5.2 Disclosure threshold: Substantial doubt
If the auditor or management deems it unlikely that the business will be able to meet its obligations over the next year, the next step is evaluating the management’s plan. In this step, the auditor must determine whether it is likely that the plan will be implemented on time and whether the plan is sufficient to save the company. Auditors and management are required to make this determination using generally accepted accounting principles (GAAP) during an audit. If the auditor determines that the company is no longer a going concern, assets normally reported at cost on the balance sheet will instead be reported at trial balance a calculated liquidation value. The going concern assumption influences decisions made by investors and creditors, shaping their assessment of a company’s long-term viability.
- In December 2024, the IAASB approved International Standard on Auditing (ISA) 570 (Revised 2024), Going Concern, which is now referenced in the updated educational material.
- IAS 1 required management to assess whether their company is able to run for the foreseeable period or not.
- This process involves evaluating business plans, operational strategies, and financial projections while ensuring compliance with accounting standards like GAAP and IFRS, which emphasize transparency.
- However, market conditions have changed as a result of COVID-19 – e.g. financing may be significantly more difficult and more costly to obtain now.

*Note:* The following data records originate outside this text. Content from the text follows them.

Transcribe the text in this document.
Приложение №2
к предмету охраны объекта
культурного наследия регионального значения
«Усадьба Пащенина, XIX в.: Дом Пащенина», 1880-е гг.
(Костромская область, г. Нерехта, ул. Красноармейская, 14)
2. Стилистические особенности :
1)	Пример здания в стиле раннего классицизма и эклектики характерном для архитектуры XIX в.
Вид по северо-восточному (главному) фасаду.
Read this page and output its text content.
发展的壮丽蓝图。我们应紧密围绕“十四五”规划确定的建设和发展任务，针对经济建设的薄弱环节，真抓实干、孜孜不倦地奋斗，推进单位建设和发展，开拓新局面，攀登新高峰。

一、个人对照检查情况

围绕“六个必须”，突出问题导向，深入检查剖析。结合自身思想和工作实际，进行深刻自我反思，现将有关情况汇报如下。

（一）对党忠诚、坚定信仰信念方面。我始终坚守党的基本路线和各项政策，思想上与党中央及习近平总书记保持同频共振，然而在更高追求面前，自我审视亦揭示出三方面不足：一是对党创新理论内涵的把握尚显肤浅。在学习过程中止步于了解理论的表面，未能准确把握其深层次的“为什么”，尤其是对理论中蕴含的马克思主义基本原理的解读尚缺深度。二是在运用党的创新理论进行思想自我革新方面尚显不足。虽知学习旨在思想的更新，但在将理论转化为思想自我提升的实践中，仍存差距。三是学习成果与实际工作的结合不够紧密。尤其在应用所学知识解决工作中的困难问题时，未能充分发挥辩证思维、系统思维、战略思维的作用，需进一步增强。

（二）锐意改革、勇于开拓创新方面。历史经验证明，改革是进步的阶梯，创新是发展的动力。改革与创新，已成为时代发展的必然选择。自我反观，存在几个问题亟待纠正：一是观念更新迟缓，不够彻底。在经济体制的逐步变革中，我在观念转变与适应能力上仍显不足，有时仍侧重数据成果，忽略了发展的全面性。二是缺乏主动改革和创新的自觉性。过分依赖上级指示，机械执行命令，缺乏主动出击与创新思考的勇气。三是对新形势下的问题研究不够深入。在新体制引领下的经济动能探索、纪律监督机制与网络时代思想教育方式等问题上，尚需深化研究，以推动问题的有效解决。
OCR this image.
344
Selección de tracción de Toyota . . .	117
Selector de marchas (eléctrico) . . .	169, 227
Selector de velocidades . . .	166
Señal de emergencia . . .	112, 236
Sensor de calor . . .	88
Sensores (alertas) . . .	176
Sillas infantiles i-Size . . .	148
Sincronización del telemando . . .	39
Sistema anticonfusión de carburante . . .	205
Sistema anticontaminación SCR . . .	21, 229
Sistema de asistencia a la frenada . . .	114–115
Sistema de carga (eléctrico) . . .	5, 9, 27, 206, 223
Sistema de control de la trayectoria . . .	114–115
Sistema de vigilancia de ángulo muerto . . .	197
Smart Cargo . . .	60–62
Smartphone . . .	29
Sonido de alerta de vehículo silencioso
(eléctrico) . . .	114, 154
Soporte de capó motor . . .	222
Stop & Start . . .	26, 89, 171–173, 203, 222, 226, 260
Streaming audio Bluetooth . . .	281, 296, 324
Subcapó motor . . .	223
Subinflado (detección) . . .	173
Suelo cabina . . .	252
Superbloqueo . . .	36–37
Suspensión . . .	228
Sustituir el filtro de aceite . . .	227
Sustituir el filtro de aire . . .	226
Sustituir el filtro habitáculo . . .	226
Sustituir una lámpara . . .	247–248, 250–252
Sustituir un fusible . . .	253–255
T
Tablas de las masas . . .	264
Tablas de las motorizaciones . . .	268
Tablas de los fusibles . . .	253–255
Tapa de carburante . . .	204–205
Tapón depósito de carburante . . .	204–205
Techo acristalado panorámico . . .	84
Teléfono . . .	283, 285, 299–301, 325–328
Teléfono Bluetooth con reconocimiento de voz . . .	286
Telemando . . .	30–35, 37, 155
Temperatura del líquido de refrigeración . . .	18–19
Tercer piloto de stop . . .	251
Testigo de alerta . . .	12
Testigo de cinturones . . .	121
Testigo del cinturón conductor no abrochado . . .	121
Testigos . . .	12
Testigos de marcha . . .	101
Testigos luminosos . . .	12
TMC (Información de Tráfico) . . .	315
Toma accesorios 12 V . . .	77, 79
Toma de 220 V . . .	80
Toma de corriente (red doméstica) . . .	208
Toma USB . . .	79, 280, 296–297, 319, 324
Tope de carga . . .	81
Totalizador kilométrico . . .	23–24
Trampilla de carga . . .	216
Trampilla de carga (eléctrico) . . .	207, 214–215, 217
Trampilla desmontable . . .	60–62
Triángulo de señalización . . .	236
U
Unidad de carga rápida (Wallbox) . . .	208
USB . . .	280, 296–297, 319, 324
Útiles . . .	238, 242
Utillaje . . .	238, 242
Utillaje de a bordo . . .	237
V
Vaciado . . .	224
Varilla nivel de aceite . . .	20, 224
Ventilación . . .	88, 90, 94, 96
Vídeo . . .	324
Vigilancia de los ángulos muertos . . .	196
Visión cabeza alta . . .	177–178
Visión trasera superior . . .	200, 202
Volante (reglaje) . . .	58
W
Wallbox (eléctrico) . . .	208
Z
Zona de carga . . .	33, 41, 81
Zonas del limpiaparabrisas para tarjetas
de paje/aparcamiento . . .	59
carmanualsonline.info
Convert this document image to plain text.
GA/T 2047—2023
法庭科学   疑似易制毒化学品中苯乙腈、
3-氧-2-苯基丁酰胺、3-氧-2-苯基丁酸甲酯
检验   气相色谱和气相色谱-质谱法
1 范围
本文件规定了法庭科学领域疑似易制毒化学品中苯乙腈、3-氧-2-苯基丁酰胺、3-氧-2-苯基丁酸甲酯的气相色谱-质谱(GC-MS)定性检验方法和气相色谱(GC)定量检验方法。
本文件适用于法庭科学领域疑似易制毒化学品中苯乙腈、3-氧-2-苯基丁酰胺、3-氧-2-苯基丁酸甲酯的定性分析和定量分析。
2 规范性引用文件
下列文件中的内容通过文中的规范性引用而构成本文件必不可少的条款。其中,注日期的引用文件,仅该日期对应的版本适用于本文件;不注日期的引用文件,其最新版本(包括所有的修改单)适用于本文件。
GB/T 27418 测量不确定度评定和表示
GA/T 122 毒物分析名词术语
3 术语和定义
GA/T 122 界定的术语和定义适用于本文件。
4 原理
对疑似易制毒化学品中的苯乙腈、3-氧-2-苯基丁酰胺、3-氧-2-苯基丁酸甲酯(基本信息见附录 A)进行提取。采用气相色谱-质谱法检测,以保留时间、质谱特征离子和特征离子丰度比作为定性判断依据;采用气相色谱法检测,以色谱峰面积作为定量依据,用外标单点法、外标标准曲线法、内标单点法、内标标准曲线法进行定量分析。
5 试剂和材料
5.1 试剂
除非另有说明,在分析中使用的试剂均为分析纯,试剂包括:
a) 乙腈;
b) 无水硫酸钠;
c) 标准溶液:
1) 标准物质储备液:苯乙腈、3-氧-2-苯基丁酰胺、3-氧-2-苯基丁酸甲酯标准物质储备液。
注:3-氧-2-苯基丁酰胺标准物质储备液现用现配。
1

Although we endeavor to provide accurate and timely information, there can be no guarantee that such information is accurate as of the date it is received or that it will continue to be accurate in the future. No one should act upon such information without appropriate professional advice after going conern a thorough examination of the particular situation. KPMG handbooks that include discussion and analysis of significant issues for professionals in financial reporting. A company that’s a going concern can back up its financial health and has confidence in its potential for success and longevity. The Financial Accounting Standards Board requires that financial statements reveal the conditions that relate to a finding of substantial doubt.